Sometimes, the catalog also contains 'comment' fields, which can be used by new users to understand the Data Model. (For example, a mechanical engineering DB may have catalogs specifying what units of measurements are used for numerical entries in a field called 'part_weight', or to describe the coding system used to specify numeric 'part_number').

Privileged Commands:

Commands which allow the DB staff to create accounts for users, for example.

DDL Compiler:

This module processes the schema definitions specified using the DDL, and converts them into the appropriate format for the DBMS Catalog. Any interaction with the DB then refers to the Catalog to verify if it is consistent with the DDL specifications.

The Run time database processor:

This is the module which accesses the database at run-time for DB usage (that is, storage of data, retrieval of data etc.) The access of information on the disk must, of course, be routed through the stored data manager.

Query Compiler:

High level queries posed by casual users (entered interactively, for example, through QBE, or FORMS) must be converted to a compiled form that is processable by the run-time DB processor. This is done by the query compiler.
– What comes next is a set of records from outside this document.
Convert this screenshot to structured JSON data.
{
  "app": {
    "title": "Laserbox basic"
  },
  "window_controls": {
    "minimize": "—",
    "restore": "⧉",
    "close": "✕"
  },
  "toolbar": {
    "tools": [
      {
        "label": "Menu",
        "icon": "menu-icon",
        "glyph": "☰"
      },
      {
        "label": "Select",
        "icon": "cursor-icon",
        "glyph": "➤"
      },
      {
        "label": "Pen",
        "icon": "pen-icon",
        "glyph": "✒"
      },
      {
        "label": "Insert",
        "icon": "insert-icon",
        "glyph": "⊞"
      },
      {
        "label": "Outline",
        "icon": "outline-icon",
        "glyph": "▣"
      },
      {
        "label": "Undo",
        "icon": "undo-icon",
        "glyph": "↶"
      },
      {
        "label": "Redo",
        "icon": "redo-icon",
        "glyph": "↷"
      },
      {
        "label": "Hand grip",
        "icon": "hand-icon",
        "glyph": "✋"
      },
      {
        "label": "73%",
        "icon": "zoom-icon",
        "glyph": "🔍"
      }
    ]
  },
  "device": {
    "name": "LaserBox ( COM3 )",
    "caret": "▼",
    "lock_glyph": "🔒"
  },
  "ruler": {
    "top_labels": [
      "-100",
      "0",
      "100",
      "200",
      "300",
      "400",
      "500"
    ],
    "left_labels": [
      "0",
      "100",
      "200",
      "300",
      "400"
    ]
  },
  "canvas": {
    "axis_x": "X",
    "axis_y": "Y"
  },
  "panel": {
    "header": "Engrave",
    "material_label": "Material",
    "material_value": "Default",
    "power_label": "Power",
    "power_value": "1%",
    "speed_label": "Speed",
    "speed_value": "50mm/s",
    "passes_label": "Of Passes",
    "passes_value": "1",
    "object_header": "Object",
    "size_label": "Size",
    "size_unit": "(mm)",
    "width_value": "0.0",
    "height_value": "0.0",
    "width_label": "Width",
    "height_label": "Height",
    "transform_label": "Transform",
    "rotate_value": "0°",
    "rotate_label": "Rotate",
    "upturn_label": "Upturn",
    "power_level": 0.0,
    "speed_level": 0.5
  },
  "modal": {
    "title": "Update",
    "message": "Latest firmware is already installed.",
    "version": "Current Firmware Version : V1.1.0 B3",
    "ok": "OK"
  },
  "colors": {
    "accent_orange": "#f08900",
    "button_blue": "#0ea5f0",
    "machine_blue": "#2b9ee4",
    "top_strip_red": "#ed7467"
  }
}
Application Programming Related

Application programmers are users who write computer programs that are linked to the DB, totally transparent to the end user (who is usually a naive user). For example, the web page of Gateway 2000 Computer company (http://www.gw2k.com) allows you to select different components for a computer, and then automatically prints out the price of your computer. To do so, it accesses the prices DB of the company, but this is totally of no concern to the client who is accessing that URL.

The application programs may sometimes be written in a low-level programming language (e.g. C, C++, Pascal). The program must eventually get the user specifications, convert them to the appropriate Query in the DML, send this Query to the DBMS, receive the Query response, and parse it to return the correct, formatted answer to the user.

Part of the above task is done by the low level language, and part by the DBMS. Usually, the linking of the two languages (DML, C++, say) is done by compiling the C++ program, and linking it to the DBMS compiled 'libraries' (*.o files on unix, or .DLL files on Windows machines.)

The generation of the final program is therefore as follows: The precompiler extracts the DML statements from the applications program; these are compiled by the DML compiler into object code; the remaining interactive program is compiled by the C++ compiler (called the host language compiler) Now the entire program is linked together to form the application program, or the canned transaction.